А глаза смеются, я же вижу.

– Что? Не угадал? – наивно хлопаю я ресницами.

– Конечно, нет, – отвечает Гил знакомым «супервайзорским» голосом, и я уже готов заржать на весь пляж: сидит тут, понимаешь, без всего и пытается играть в работу! Ну почему мне это так нравится?..

– Тогда сам скажи, о чем ты сейчас думаешь? – я болтаю ногой в воде и изо всех сил отвожу глаза. Потому что мне жутко интересно: о чем же он думает, когда на меня так смотрит?

– Я вот о чем думаю, – медленно начинает Гил. – Ах, как это небезопасно и чревато последствиями: молодой тощий оболтус весь мокрый ходит у самой воды, а там сильный ветер, и солнце уже садится; и если его просвистит на ветру, завтра он будет весь в соплях валяться в постели, а я буду заваривать ему чай, и оба мы весь отпуск проведем в доме...

– Ну, Гил, ты и зануда, – хохочу я, краем глаза видя, что он встает с полотенца и подходит ко мне.

Опять же – кто угодно может говорить о том, что это смешно; но я обожаю смотреть, как он идет ко мне, раздетый, своей специфической походкой. Он действительно похож на синеглазого кривоногого викинга. На моего собственного, бесконечно любимого викинга.

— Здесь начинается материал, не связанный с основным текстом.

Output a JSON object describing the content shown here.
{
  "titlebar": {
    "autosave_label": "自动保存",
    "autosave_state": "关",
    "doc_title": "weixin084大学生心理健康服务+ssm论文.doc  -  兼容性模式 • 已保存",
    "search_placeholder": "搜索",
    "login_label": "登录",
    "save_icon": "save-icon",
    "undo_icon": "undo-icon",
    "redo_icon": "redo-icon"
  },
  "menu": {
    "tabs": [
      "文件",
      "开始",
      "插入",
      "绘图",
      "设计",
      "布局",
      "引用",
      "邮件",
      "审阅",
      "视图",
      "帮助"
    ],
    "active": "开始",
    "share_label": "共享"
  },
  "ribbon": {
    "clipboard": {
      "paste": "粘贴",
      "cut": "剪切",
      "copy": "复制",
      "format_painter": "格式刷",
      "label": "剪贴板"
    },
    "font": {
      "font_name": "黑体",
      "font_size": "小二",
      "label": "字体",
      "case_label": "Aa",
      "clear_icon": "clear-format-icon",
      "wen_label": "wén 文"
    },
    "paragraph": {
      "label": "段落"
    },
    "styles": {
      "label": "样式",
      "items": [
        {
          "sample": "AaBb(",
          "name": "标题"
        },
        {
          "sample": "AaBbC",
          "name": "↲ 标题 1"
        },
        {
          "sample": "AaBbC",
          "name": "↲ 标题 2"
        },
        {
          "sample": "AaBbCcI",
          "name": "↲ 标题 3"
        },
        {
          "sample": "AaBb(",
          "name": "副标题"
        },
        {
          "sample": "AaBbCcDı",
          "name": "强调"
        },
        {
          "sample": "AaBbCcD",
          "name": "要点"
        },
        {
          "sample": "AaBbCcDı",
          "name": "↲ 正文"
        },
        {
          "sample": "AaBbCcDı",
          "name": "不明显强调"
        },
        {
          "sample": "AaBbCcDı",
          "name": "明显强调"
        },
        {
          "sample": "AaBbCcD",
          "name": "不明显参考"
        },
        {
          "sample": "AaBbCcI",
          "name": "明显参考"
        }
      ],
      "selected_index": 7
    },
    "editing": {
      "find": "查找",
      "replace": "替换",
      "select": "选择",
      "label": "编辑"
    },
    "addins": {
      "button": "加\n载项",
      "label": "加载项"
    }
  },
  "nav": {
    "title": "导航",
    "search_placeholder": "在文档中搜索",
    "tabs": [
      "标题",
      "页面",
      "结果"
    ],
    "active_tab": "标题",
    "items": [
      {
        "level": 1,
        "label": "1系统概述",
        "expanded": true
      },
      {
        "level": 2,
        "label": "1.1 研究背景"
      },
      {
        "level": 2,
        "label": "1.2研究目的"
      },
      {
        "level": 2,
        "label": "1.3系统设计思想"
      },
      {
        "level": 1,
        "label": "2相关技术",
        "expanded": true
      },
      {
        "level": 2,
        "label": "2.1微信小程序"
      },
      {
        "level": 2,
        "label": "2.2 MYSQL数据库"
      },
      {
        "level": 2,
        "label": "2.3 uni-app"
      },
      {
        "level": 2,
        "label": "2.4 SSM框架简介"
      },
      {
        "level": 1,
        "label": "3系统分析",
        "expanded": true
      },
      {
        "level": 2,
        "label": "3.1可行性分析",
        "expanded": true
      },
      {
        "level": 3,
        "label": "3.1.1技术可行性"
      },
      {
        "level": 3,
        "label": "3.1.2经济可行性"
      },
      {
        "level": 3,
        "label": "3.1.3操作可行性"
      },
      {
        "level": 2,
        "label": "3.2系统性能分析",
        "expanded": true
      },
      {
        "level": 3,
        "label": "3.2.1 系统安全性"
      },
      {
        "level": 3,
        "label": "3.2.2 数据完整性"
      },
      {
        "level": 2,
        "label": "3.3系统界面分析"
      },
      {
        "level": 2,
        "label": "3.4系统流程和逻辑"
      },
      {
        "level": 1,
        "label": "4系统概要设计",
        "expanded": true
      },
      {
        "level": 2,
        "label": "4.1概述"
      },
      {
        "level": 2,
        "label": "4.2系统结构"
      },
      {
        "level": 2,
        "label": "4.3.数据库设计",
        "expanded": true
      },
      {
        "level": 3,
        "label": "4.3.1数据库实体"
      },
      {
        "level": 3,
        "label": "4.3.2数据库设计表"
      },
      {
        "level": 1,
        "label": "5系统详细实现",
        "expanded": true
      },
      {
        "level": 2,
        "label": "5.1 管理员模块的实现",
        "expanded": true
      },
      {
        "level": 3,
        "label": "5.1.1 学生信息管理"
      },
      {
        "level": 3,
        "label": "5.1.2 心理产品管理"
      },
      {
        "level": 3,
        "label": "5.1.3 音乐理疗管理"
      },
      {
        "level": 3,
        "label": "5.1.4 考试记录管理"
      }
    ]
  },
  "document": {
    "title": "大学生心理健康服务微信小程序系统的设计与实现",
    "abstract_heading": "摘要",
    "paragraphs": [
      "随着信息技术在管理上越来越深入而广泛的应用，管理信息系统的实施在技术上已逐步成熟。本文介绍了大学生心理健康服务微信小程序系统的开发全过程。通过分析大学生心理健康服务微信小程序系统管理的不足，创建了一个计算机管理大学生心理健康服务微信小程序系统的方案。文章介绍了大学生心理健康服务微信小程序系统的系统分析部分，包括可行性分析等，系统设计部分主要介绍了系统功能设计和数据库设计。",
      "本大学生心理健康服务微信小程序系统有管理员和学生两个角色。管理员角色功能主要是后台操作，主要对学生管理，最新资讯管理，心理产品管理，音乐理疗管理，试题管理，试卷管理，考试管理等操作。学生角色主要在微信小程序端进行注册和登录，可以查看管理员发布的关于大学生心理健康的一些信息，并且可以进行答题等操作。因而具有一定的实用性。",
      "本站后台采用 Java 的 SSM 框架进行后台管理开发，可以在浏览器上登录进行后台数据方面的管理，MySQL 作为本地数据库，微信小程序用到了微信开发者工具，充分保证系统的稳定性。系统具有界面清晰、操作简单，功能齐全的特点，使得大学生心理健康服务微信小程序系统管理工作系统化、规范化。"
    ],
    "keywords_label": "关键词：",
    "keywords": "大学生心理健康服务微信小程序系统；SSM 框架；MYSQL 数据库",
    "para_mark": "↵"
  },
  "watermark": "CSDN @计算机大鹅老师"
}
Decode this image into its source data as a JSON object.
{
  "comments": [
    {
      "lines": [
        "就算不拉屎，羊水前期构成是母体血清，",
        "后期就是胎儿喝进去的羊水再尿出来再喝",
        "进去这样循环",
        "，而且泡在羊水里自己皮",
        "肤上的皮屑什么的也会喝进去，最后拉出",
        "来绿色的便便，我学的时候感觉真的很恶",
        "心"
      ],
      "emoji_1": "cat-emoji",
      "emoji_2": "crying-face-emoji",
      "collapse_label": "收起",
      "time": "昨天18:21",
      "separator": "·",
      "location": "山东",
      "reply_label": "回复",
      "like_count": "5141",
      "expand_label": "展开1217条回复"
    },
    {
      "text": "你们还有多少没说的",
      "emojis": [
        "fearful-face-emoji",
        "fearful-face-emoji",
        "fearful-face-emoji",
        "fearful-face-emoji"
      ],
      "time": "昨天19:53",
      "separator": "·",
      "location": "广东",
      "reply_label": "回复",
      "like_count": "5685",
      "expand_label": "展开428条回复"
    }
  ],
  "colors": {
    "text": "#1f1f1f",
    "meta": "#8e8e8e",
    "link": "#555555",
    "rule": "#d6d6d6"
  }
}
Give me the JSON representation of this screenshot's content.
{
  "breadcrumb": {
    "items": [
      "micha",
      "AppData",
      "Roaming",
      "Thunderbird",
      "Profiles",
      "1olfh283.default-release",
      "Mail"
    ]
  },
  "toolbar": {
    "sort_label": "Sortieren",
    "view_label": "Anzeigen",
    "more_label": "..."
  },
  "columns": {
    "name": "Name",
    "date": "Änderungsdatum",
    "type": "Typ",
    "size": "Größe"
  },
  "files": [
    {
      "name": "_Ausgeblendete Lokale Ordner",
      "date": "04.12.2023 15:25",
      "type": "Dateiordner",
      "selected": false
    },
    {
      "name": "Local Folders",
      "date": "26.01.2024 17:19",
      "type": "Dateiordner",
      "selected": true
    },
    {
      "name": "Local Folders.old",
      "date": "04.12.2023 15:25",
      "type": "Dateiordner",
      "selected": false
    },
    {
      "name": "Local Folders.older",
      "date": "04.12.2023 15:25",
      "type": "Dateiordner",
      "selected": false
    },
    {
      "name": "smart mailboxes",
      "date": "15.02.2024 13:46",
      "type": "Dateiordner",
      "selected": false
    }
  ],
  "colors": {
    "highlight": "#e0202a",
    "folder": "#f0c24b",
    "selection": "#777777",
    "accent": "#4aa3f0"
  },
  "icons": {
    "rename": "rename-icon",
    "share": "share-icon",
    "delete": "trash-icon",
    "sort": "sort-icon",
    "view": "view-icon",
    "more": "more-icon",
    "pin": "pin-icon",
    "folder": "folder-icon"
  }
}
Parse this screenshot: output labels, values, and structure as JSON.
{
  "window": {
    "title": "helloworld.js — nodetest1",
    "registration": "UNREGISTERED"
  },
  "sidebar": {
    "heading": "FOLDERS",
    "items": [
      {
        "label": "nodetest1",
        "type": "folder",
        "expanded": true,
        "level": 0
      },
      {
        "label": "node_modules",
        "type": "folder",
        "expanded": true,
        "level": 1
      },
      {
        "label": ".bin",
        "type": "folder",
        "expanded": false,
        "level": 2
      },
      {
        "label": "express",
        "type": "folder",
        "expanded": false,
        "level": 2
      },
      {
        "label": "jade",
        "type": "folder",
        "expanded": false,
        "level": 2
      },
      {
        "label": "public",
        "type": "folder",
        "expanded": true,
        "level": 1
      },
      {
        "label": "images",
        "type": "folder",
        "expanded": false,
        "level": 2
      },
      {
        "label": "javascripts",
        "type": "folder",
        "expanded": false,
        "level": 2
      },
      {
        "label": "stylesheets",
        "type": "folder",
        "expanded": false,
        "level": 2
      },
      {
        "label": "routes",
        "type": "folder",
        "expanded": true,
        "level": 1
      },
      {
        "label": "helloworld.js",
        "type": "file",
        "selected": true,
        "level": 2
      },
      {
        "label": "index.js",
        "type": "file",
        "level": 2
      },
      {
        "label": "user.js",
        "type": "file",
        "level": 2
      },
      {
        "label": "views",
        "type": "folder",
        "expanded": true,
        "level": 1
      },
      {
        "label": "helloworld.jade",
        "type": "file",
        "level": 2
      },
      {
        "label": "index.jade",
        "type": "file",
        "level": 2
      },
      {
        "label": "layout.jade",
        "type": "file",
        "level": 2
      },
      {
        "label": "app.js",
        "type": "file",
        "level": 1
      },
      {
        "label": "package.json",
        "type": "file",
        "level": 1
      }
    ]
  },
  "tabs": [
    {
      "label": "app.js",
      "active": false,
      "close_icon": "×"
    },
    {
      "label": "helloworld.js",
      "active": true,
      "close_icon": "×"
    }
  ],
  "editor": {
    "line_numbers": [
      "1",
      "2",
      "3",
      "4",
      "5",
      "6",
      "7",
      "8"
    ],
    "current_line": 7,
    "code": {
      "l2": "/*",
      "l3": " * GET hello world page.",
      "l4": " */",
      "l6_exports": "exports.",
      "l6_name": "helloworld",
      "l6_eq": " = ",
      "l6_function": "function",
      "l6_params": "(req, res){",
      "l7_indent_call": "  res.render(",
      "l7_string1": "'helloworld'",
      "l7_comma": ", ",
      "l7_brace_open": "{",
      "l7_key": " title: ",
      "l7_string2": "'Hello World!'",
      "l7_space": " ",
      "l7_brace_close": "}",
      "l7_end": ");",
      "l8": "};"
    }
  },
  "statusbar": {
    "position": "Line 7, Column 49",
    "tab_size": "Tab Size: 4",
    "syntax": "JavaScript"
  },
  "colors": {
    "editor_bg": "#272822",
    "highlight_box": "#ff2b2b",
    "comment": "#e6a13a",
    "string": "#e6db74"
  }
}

Вот такой у меня извращенный вкус, но я его, в общем, никому не навязываю.

– Ты что-то сказал, я не расслышал? – прикидывается дурачком Гил. А то я не знаю, как он теперь слышит. Мы уже сто раз проверяли, что он хорошо слышит даже шепот; да что там шепот – те мои рваные бормотания, которых я никогда не могу сдержать, когда он во мне, когда я в нем, когда мы вместе... Он слышит все и так же тихо отвечает мне в это время, говоря такие же бессвязные глупости, от которых у обоих сердце сбивается с ритма. И не просите, чтобы я их повторил, – они только мои.

Но сейчас Гил подходит ко мне и прикидывается, будто не расслышал, что я сказал. Что ж, я повторю!..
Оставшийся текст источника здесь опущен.